Obviously this is explained in part by the fact that unlike fixed-wing air medical operations, HEMS do not generally operate out of establish aerodromes.  Instead, they operate out of off-airport locations where patients are in need of timely, critical care.  In every year except 2007, the number of Part 91 air medical helicopter accidents without patients aboard have been significantly higher than any other category of air medical flying.  http://www.ntsb.gov/doclib/reports/2011/ARA1101.pdf (at page 23)

It may be useful to breakdown the 31 accidents involving 32 helicopters in air medical operations between 2007-2009.  Eighteen were being operated under Part 91, 13 were conducted under Part 135, and one was conducted as a public use flight.  Eleven of the accidents, involving 12 helicopters, were fatal.  Collision with objects on takeoff or landing accounted for 7 of the 31 accidents, but no fatalities.  On the other hand, four of the five controlled flight into terrain accidents were fatal, including the crash of the Maryland State Police Public use flight carrying accident victims on approach to Andrews Air Force Base.  Two of the three loss of control in-flight accidents were fatal, as were two of the three unintended flights into instrument meteorological conditions accidents.  The midair collision between two HEMS helicopters conducting Part 135 operations in Flagstaff, Arizona, in June 2008 was also fatal to all on board.  The other two fatalities involving a non-power plant system were coded as other.  http://www.ntsb.gov/doclib/reports/2011/ARA1101.pdf (at page 24)

What Are The Typical Causes?

In any aviation operation, pilot training and experience, and pilot judgment are some of the most important factors in safe flight.  With helicopter operations generally, and particularly HEMS operations, pilot experience, training and judgment are even more critical because of the conditions they fly in, such as bad weather, night, rural areas where wires or other low strike points may not be lighted or marked and air-traffic may be uncontrolled.  HEMS operations also face an unparalleled need for speed to save lives.  Review of individual NTSB probably cause reports, NTSB factual data and other aviation industry data would tend to suggest that fatal and serious injury helicopter accidents are most often the result of a number of factors including loss of control, visibility issues, wired strikes, system component failure or post-impact fire.  Although some of these issues pose dangers during Part 121 operations, they simply do not pose the same risks, largely due to obvious differences in the nature of the aviation operation, the equipment, altitude, avionics, take-off and landings from tightly controlled air-space and the use of aerodromes.  In addition, HEMS operations often involve situations in which minutes may literally save life and limb, prompting hurried behavior.  While that is not to suggest that HEMS pilots are not some of the best helicopter pilots flying, they do face particular challenges, to which Part 121 pilots or even fixed-wing air medical operations pilots are less exposed.

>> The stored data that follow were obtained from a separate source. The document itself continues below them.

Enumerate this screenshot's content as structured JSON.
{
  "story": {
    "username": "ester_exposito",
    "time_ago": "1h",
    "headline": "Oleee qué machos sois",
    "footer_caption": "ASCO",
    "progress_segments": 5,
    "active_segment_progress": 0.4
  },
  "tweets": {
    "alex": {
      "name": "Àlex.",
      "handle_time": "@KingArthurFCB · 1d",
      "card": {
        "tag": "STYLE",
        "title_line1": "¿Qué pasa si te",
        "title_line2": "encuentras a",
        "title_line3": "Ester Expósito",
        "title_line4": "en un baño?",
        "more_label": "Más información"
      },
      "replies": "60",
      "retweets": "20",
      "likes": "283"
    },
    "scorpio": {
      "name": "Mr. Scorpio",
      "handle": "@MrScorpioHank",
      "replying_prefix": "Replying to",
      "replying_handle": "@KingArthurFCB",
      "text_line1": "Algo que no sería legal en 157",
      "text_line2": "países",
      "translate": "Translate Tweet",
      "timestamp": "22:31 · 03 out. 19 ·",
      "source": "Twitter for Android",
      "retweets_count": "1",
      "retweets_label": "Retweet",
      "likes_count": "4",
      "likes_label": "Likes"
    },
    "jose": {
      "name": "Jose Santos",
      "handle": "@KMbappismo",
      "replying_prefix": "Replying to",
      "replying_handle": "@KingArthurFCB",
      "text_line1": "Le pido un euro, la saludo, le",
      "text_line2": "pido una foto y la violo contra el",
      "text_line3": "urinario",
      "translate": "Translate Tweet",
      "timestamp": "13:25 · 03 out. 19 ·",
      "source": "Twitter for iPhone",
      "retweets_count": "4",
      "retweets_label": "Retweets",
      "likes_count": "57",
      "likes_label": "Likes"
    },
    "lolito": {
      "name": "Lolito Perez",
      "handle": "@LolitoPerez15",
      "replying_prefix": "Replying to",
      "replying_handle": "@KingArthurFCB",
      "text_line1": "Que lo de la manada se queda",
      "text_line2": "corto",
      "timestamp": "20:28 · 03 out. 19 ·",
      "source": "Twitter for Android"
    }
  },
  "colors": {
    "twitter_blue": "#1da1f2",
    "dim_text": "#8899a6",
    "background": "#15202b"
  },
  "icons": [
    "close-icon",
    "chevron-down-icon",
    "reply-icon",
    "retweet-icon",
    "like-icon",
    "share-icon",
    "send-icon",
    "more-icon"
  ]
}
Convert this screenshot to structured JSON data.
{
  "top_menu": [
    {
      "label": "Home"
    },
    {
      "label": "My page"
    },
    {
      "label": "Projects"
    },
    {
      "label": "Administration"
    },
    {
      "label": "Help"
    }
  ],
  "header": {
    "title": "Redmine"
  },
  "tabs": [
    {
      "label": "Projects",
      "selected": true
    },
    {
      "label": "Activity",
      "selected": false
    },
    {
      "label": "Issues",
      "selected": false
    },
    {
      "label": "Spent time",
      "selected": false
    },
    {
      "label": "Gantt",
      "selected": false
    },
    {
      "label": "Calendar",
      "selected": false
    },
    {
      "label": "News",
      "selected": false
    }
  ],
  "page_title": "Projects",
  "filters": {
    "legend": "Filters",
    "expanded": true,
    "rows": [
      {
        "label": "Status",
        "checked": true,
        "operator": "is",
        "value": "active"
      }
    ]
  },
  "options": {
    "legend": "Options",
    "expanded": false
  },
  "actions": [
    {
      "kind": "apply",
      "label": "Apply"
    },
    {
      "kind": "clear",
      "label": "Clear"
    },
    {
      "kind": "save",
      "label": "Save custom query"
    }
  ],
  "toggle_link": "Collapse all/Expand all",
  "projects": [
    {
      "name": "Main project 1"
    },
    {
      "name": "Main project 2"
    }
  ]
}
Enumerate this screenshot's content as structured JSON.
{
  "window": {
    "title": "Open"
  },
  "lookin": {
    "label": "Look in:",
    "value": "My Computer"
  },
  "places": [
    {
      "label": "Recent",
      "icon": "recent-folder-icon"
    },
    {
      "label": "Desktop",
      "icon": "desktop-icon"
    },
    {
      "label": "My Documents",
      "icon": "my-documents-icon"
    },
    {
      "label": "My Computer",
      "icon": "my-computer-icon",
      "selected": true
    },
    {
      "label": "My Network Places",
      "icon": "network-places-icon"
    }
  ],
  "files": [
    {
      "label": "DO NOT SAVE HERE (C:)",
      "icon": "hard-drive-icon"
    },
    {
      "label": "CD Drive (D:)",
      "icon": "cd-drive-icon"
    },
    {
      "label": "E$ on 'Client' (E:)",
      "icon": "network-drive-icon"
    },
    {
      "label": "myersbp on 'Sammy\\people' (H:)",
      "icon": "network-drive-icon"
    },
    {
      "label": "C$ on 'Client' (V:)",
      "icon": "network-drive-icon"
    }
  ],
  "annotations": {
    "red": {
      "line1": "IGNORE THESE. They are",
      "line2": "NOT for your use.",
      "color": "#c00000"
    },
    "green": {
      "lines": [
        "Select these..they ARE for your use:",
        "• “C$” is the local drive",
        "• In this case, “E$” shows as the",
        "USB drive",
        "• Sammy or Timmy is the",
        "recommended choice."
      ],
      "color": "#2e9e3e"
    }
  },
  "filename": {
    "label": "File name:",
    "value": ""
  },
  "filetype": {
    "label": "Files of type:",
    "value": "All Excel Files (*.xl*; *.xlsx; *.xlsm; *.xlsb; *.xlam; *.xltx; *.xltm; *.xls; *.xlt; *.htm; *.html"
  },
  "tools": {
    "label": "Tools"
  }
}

There are also tremendous swings in helicopter air medical pilot training.  From 2007-2009, for example, NTSB data suggest that the accident helicopter pilots’ median age was 54, ranging from 35 to 69.  Median total flight hours were 7,125 with a range from 2,685 to 18,000.  The median time in the type of accident helicopter was 375 hours, ranging from 11 to 4,241.  Statistics suggest that such variations in flight time and the corollary impact on experience and judgment may be significant factors in the number of crashes. http://www.ntsb.gov/doclib/reports/2011/ARA1101.pdf (at page 26).  HEMS operations more often than not must use unimproved landing sites at accident scenes and helipads and hospitals or medical facilities.  Loss of control in flight was the most common event for both fatal and non-fatal helicopter crashes, followed by collisions on takeoff or landing and system component failure of the power plant.

Even though HEMS pilots may have thousands of flight hours, and are unquestionably some of the best helicopter pilots in the world, owners and operators of HEMS operations should continuously emphasize the consistent causes of HEMS crashes and adapt training programs to focus on those causes.